Ms Solon was located on Wednesday after a priest in the Philippines recognised her in a report from ABC TV's Lateline that was broadcast into Asia.
She had been missing since her deportation four years ago, which occurred after she underwent surgery for spinal injuries in New South Wales.
Ms Solon says she was told by Australian officials that she would be ineligible for medical assistance unless she returned to the Philippines.
She says several times that she had told Australian officials that she had an Australian passport, which was at her home in Brisbane.
Ms Solon says at all stages she thought the trip was voluntary and that she only discovered last week that she had been deported.
She thought that Australian officials had been extremely helpful in organising her medical treatment.
She says she received physiotherapy and medical treatment from the nuns at the Philippines convent in which she has been staying.
Ms Solon says there was no telephone at the convent, and as she was too unwell to leave she could not call her family.
At this stage it is still unclear if Ms Solon is mentally ill as has been reported, though she appears quite lucid, if vague at times.
She is on her way to Manilla where she will receive medical treatment and meet with her wider family.
Ms Solon says she is looking forward to being reunited with her children, one of whom has been in foster care since her disappearance.
She will then decide whether or not to return to Australia.
Inquiry
Ms Solon's deportation has been referred to an inquiry into wrongful detention that is being conducted by former Australian Federal Police commissioner Mick Palmer.
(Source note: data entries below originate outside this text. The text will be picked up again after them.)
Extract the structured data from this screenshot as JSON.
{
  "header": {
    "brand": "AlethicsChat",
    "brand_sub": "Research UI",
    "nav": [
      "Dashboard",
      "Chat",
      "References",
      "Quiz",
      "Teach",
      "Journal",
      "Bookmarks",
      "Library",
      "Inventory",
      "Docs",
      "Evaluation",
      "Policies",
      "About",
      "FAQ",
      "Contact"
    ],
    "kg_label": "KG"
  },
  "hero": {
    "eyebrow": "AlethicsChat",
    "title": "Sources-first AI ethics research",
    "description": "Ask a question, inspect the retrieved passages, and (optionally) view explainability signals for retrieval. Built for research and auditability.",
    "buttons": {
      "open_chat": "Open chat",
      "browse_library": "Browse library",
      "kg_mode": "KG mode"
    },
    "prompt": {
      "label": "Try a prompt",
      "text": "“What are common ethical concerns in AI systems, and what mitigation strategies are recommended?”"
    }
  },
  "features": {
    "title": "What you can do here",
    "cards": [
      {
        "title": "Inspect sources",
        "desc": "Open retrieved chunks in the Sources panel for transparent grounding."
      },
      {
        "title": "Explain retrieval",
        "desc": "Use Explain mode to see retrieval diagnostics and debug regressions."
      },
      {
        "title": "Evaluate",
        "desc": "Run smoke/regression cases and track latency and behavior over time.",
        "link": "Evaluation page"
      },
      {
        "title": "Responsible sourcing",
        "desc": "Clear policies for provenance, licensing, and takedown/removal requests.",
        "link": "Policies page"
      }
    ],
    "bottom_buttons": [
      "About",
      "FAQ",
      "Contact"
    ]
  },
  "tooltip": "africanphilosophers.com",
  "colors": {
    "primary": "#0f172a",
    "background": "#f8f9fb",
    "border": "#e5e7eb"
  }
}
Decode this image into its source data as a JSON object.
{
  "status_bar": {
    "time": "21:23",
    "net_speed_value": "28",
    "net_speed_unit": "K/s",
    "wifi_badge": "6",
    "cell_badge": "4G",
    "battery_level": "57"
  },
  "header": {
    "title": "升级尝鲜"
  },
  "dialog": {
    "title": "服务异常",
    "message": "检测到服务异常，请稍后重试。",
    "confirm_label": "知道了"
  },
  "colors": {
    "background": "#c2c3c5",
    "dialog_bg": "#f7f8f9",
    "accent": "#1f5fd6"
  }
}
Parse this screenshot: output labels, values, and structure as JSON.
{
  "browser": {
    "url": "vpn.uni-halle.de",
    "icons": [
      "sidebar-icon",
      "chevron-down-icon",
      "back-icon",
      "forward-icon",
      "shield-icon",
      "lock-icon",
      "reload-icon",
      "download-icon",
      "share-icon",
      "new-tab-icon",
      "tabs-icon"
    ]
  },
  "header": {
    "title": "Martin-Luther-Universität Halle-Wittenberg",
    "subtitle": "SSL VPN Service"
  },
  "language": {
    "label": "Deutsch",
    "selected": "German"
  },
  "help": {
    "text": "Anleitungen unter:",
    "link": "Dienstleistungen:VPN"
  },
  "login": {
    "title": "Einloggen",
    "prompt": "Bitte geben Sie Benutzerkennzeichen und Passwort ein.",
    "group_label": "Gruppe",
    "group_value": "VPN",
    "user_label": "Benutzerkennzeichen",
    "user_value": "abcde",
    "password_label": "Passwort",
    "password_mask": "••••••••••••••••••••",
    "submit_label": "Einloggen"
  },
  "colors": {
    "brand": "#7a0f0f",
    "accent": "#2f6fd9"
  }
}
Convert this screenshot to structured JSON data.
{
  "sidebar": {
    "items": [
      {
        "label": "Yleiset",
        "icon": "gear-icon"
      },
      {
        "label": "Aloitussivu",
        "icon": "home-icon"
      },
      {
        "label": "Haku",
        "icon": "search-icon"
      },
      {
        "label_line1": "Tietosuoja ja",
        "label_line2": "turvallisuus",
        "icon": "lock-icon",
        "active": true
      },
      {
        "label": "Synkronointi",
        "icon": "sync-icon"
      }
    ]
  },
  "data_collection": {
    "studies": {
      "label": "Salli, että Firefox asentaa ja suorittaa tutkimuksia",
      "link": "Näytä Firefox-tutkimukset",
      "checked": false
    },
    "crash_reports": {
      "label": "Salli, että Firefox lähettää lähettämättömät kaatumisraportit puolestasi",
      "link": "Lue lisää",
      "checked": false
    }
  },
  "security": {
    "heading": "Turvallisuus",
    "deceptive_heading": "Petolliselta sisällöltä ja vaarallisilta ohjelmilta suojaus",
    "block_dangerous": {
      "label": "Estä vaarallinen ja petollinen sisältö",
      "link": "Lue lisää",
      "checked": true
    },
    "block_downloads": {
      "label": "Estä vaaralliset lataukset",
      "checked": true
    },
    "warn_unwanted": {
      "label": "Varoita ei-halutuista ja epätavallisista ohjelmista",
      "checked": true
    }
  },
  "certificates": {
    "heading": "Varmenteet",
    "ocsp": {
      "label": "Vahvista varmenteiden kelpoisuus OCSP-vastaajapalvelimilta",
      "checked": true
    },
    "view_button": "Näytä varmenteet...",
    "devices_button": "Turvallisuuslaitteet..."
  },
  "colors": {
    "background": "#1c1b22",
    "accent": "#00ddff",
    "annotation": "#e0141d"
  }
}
But Australia's Human Rights Commissioner says Ms Solon's latest claims are too serious to be tested under that inquiry.
Dr Sev Ozdowski from the Human Rights and Equal Opportunity Commission says the inquiry cannot do the job properly in its current form.
"The officials who make or didn't make this statement require also protection, they need to be tested," he said.
"Testimony needs to be tested with proper protection, therefore I think the inquiry by Mr Palmer will have to be given judicial powers now."
Federal Opposition Leader Kim Beazley says the case is "screaming" for a royal commission.
"This now simply an outrage," Mr Beazley said.
"I don't know what's going on in the Department of Immigration at the moment, but what is being teased up at the moment is a shocking story.
"The Cornelia Rau case is an extremely bad one, and there are apparently 30-odd other pretty bad ones of a similar ilk."